« La langue française rayonnait sur tout le continent ». Entretien avec Marc Cheymol

Article publié dans le n°1267 (28 mai 2025) de Quinzaines

Pour de nombreux auteurs d’Amérique latine des dix-neuvième et vingtième siècles, la hantise de la langue originelle s’est traduite par un éloignement vis-à-vis de la langue maternelle de substitution – l’espagnol – tout en aboutissant au choix d’une autre langue – le français. Avec Marc Cheymol, qui co-dirige la collection « Les Langues du poème » aux éditions Eliott, nous évoquons ici la manière dont la langue française a irrigué la création d’une grande partie des écrivains hispano-américains du dix-neuvième et vingtième siècles...
Pour de nombreux auteurs d’Amérique latine des dix-neuvième et vingtième siècles, la hantise de la langue originelle s’est traduite par un éloignement vis-à-vis de la langue maternelle de substitution – l’espagnol – tout en aboutissant au choix d’une autre langue – le français. Avec Marc Cheymol, qui co-dirige la collection « Les Langues du poème » aux éditions Eliott, nous évoquons ici la manière dont la langue française a irrigué la création d’une grande partie des écrivains hispano-américains du dix-neuvième et vingtième siècles...

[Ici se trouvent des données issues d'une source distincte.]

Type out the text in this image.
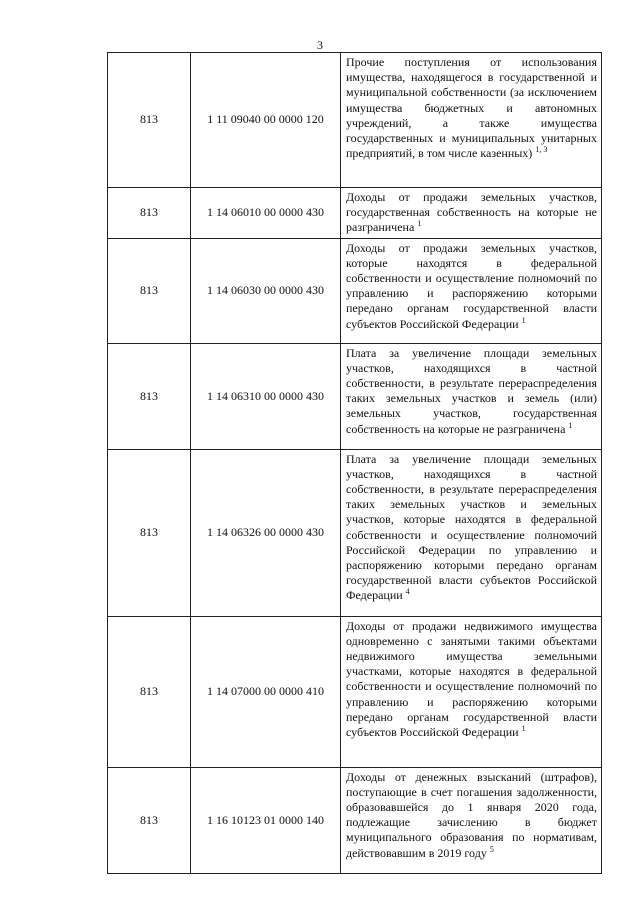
3
813	1 11 09040 00 0000 120	Прочие поступления от использования имущества, находящегося в государственной и муниципальной собственности (за исключением имущества бюджетных и автономных учреждений, а также имущества государственных и муниципальных унитарных предприятий, в том числе казенных) $^{1, 3}$
813	1 14 06010 00 0000 430	Доходы от продажи земельных участков, государственная собственность на которые не разграничена $^1$
813	1 14 06030 00 0000 430	Доходы от продажи земельных участков, которые находятся в федеральной собственности и осуществление полномочий по управлению и распоряжению которыми передано органам государственной власти субъектов Российской Федерации $^1$
813	1 14 06310 00 0000 430	Плата за увеличение площади земельных участков, находящихся в частной собственности, в результате перераспределения таких земельных участков и земель (или) земельных участков, государственная собственность на которые не разграничена $^1$
813	1 14 06326 00 0000 430	Плата за увеличение площади земельных участков, находящихся в частной собственности, в результате перераспределения таких земельных участков и земельных участков, которые находятся в федеральной собственности и осуществление полномочий Российской Федерации по управлению и распоряжению которыми передано органам государственной власти субъектов Российской Федерации $^4$
813	1 14 07000 00 0000 410	Доходы от продажи недвижимого имущества одновременно с занятыми такими объектами недвижимого имущества земельными участками, которые находятся в федеральной собственности и осуществление полномочий по управлению и распоряжению которыми передано органам государственной власти субъектов Российской Федерации $^1$
813	1 16 10123 01 0000 140	Доходы от денежных взысканий (штрафов), поступающие в счет погашения задолженности, образовавшейся до 1 января 2020 года, подлежащие зачислению в бюджет муниципального образования по нормативам, действовавшим в 2019 году $^5$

Patricia de Pas : Le poète péruvien César Moro avait délibérément tourné le dos à sa langue maternelle pour adopter le français, rejetant l’espagnol comme langue du colonisateur. Est-il exagéré de dire qu’une langue maternelle peut parfois être (et le serait dans ce cas-là) perçue comme une langue étrangère ?

Marc Cheymol : Je n’irais pas jusque-là. Je pense que Moro était convaincu que le français était la langue de la modernité. L’innovation poétique depuis le début du XXe siècle se faisait en France. Le Pérou était un pays plus fermé et où toute innovation littéraire peinait à s’exprimer. César Moro avait appris le français à l’école, et toute l’Amérique latine était très francophile. Dans la haute société, il était traditionnel d’apprendre le français. La culture française était généralement considérée comme le sommet de l’élégance. Les latino-américains qui en avaient les moyens allaient à Paris – la traversée durait plusieurs jours mais cela ne les décourageait pas... Non seulement Moro est allé à Paris, mais il a décidé d’écrire en France comme Paul Éluard et André Breton. César Moro a donné à Éluard ses poèmes en français. Il s’est rapproché du cercle des écrivains surréalistes grâce à une cousine qui chantait à Paris.

P. D. P. : Donc le français fut un choix raisonné ?

M. C. : Oui, Moro aimait le français et il est même devenu professeur de français à Mexico puis au Pérou. Il a d’ailleurs eu comme élève Mario Vargas Llosa. La langue française rayonnait sur tout le continent (entre autres), car la France était réputée avoir apporté la philosophie des Lumières. Cette philosophie avait également été l’œuvre de penseurs allemands qui écrivaient dans cette langue, mais à la fin du XIXe siècle, les libertadores (Bolivar, Morelos, José de San Martin, entre autres) étaient pétris de culture française et de cette philosophie. Même aux Etats-Unis, Lafayette, Benjamin Franklin, Thomas Jefferson étaient inspirés par la philosophie française du XVIIIe siècle. 

P. D. P. : La Tortue équestre est le seul de ses textes littéraires où Moro écrit en espagnol et non pas en français. Quelle en est la raison ? La violence qui émane du texte peut-elle être interprétée comme une volonté de malmener, de déconstruire la langue espagnole ?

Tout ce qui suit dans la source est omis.